Constitué comme un ensemble de normes, de classifications collectives et de visions du
monde qui engagent tous les membres d’une collectivité, il circonscrit le champ des
représentations collectivement acceptées et « limite l’horizon des possibilités à l’intérieur
duquel les individus peuvent débattre dans leur quête de pouvoir et de reconnaissance »
(Wimmer, 2002: 35, notre traduction). Un compromis culturel historiquement négocié
privilégie alors les individus et les groupes qui ont participé à sa mise en place. Les
groupes qui entrent dans l’arène politique à une étape ultérieure font face à une double
difficulté. Non seulement la logique d’adhésion préétablie ne leur réserve pas d’espace,
mais, pour faire valoir la justesse et la légitimité de leurs revendications, ils doivent aussi
articuler leurs préoccupations en tenant compte des représentations collectives largement
acceptées : « Any way that does not at least connect to the prevailing cultural
compromise is not understood and quickly marginalized in public debates » (Wimmer,
2002: 37).
L’argument de Wimmer nous rappelle que le changement social suit les
« sentiers » préétablis que représentent les cadres cognitifs et/ou les structures
bureaucratiques.
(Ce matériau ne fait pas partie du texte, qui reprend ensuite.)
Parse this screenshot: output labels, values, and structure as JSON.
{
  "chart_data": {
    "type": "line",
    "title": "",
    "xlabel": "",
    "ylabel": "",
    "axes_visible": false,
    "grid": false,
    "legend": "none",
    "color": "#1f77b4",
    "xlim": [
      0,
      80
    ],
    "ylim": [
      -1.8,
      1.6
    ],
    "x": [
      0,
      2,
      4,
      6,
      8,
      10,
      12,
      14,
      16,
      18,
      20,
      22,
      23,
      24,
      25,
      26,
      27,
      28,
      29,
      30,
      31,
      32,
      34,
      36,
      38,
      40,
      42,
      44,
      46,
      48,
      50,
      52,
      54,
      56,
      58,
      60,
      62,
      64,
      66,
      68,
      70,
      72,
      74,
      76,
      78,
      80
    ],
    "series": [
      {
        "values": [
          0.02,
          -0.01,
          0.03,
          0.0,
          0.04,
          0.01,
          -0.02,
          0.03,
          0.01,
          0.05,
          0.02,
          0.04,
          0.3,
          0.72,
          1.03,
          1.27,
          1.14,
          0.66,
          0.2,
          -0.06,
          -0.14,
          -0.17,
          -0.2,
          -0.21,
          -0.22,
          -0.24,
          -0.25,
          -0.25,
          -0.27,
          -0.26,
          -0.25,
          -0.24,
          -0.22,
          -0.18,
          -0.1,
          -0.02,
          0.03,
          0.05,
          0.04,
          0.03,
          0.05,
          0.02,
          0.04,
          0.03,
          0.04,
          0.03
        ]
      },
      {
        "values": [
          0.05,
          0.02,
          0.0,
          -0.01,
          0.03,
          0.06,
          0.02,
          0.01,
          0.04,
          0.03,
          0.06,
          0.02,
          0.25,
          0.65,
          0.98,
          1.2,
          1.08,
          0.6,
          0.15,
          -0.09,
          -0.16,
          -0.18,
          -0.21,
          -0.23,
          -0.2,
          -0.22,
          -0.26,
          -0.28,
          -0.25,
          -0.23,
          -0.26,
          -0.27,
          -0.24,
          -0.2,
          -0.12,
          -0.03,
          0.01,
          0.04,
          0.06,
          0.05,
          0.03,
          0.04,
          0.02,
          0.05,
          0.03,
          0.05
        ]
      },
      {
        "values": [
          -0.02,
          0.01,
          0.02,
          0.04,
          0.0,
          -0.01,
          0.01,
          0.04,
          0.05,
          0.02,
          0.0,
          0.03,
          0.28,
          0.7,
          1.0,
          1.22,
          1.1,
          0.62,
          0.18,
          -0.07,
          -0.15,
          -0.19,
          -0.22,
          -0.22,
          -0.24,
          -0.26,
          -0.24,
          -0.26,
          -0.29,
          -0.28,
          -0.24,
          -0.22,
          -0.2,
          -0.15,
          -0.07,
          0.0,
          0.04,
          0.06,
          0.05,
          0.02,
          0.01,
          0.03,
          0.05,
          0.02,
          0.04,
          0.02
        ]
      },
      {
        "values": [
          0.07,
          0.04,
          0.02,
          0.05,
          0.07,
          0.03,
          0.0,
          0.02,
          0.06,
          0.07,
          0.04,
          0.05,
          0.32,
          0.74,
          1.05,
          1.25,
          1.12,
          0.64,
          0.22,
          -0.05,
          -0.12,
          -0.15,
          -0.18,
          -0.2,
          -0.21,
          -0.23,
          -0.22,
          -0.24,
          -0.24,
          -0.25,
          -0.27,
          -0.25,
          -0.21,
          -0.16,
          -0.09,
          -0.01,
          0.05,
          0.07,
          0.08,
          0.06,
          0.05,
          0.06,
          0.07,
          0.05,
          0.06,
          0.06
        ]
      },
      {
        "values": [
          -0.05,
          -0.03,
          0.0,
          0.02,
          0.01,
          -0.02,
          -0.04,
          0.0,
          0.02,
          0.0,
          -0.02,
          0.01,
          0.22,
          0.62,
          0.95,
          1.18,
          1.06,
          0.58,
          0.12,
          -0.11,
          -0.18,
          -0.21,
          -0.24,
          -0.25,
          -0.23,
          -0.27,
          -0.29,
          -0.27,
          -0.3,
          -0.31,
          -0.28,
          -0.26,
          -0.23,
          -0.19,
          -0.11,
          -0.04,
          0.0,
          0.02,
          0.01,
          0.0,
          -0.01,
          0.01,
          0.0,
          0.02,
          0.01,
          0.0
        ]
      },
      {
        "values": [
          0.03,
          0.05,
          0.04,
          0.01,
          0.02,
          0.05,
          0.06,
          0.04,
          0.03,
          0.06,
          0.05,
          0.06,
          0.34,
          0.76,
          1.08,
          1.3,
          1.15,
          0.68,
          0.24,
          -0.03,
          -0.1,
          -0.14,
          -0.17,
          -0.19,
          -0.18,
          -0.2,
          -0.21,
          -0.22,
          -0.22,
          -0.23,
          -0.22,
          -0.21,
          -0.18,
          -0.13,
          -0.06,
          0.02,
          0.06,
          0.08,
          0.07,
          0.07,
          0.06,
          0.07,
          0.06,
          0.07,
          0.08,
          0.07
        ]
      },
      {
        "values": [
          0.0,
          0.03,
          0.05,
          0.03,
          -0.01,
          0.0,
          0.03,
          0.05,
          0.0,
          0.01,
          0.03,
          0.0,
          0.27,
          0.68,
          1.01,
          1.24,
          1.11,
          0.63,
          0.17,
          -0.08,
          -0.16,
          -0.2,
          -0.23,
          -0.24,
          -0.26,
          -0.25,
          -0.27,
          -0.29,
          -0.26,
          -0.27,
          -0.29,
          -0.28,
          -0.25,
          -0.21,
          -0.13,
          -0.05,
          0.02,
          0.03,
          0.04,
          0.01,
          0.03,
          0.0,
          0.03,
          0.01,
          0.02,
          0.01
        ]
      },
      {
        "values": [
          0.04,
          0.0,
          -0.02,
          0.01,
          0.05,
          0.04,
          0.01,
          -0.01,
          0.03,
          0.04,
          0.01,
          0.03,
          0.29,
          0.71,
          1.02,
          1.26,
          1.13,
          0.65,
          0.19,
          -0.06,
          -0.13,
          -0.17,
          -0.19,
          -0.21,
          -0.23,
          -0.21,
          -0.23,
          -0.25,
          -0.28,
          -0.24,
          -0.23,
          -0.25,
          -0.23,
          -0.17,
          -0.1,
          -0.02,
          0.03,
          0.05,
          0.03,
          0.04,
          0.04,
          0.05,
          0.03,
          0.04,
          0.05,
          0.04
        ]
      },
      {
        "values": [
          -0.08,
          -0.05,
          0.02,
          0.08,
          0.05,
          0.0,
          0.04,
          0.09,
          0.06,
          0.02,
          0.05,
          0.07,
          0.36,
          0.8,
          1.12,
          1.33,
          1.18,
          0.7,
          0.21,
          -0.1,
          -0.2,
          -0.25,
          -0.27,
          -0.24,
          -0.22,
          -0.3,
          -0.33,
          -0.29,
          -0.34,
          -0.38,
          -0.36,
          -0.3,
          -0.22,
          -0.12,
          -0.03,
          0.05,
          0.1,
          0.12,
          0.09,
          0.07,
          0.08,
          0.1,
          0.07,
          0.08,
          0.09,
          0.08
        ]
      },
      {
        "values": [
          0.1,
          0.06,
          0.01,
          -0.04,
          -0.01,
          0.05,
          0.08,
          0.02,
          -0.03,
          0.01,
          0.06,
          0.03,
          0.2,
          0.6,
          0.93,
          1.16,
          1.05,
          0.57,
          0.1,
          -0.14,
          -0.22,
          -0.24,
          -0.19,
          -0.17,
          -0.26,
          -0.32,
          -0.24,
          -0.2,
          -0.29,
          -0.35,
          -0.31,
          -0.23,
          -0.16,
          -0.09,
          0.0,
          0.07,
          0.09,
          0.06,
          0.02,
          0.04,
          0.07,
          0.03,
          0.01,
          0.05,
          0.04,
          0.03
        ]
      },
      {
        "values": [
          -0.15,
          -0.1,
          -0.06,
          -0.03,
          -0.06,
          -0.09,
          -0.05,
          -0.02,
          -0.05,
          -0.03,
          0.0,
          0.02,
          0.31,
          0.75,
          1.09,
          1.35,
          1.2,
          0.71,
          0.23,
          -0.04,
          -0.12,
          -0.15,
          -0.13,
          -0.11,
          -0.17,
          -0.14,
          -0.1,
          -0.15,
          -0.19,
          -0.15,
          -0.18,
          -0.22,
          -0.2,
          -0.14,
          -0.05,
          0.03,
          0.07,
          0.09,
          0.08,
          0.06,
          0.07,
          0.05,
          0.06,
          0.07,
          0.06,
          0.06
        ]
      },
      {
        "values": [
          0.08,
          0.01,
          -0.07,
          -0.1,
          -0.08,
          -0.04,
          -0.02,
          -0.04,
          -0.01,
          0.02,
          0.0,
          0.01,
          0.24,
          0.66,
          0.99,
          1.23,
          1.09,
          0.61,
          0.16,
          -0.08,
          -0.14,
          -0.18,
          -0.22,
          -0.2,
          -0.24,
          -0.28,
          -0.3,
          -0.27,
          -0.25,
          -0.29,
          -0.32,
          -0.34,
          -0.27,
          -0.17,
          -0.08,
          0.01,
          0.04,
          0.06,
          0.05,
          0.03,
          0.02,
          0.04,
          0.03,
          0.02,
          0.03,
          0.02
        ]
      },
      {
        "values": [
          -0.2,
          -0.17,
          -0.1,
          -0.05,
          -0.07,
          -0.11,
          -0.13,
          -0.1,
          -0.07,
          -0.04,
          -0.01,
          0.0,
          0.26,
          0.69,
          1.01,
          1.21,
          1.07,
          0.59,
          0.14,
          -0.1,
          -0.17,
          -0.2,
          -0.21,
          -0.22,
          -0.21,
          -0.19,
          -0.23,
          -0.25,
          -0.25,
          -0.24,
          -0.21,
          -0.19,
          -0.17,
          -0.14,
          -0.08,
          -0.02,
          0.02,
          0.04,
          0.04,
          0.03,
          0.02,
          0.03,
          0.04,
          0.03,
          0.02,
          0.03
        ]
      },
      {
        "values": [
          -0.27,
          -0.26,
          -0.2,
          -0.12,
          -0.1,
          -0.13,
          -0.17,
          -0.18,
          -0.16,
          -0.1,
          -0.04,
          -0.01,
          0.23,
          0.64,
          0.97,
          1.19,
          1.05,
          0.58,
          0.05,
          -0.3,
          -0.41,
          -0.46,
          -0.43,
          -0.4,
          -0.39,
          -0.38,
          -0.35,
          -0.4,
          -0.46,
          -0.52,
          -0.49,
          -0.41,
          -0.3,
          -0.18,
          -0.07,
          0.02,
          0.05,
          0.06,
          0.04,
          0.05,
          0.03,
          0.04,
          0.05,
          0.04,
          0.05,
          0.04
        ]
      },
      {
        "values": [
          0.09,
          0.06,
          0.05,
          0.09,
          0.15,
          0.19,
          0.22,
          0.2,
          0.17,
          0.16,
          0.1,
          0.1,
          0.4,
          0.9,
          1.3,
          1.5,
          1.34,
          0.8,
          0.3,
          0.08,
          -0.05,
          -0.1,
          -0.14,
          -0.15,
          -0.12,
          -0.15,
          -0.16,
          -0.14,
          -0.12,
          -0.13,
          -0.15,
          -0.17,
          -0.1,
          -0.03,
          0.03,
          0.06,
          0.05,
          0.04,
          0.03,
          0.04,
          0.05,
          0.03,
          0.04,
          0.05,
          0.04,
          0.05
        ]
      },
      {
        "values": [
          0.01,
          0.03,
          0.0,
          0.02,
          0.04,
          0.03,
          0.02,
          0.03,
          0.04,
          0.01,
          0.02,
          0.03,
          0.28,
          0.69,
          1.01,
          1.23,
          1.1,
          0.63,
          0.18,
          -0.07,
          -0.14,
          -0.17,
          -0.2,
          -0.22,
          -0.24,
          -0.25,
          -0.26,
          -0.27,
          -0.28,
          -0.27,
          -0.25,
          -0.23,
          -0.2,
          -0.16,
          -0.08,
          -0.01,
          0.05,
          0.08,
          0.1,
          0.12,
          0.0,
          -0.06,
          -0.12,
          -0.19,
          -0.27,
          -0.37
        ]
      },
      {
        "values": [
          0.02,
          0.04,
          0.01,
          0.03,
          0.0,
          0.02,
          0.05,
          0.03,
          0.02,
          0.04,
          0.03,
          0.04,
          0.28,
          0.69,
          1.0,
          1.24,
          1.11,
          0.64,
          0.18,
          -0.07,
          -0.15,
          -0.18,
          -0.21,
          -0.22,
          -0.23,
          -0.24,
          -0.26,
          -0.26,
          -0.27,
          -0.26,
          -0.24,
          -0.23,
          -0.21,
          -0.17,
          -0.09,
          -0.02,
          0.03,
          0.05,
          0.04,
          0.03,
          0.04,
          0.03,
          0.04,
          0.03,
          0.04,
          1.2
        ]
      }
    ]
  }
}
Opérant dans les limites de la logique d’un compromis culturel et
institutionnel donné, le changement social ne remplace jamais les entités préétablies avec
quelque chose qui serait vraiment « inouï ». Il transforme plutôt d’une manière graduelle
les visions et les divisions.
Il est vrai que les octrois extérieures, comme la mondialisation ou les normes des
entités supranationales ont un impact sur les traditions nationales et peuvent en changer le
cours supposément « prédéterminé ». A cet égard, Christian Joppke constate une
harmonisation, universalisation et dé-ethnicisation des lois d’immigration et d’acquisition
de la nationalité en Europe (Joppke, 2007). Le même phénomène ne semble pourtant pas
se produire par rapport à l’intégration. Au contraire, les nouveaux-arrivés, supposément
admis selon des critères « universels » de mérite (dans les cas des immigrants) ou de
besoin (dans le cas des réfugiés), doivent, par la suite, s’insérer dans des contextes
nationaux ou locaux tout à fait particuliers du point de vue culturel (Fourot, 2006). C’est
à cause de la « dépendance au sentier » inhérente à chaque société qu’on parle de
glocalisation pour décrire les impacts locaux de la mondialisation (Robertson, 1995).
Il semble donc adéquat de définir les identités sociétales ou nationales comme
étant construites à l’intérieur des relations de pouvoir inter- et intra-nationales. Dans cette
perspective, les tendances à la communalisation ethnique (Vergemeinschaftung) et à
l’association civique (Vergesellschaftung), selon les termes de Max Weber, sont
inhérentes à tous les types de nations (Winter, 2004). Le type de pluralisme normatif
qu’une collectivité met en œuvre dépend de négociations et de rapports de force
complexes entre la majorité nationale et les groupes minoritaires (ces derniers étant
définis en termes de pouvoir plutôt que de démographie). Deux principales formes de
pluralisme normatif peuvent être distinguées : le multi-nationalisme et le
multiculturalisme. Le ‘multi-nationalisme’ implique l’octroi d’une certaine autonomie
aux minorités ethniques ayant été reconnues comme ‘nations minoritaires’. Ces dernières
années, le nombre accru d’immigrants dans presque tous les États occidentaux
industrialisés a conduit à l’émergence du ‘multiculturalisme’ comme forme particulière
de pluralisme normatif visant à l’accommodement des minorités ethniques immigrées et à
leur intégration dans la société majoritaire (Winter, 2007b).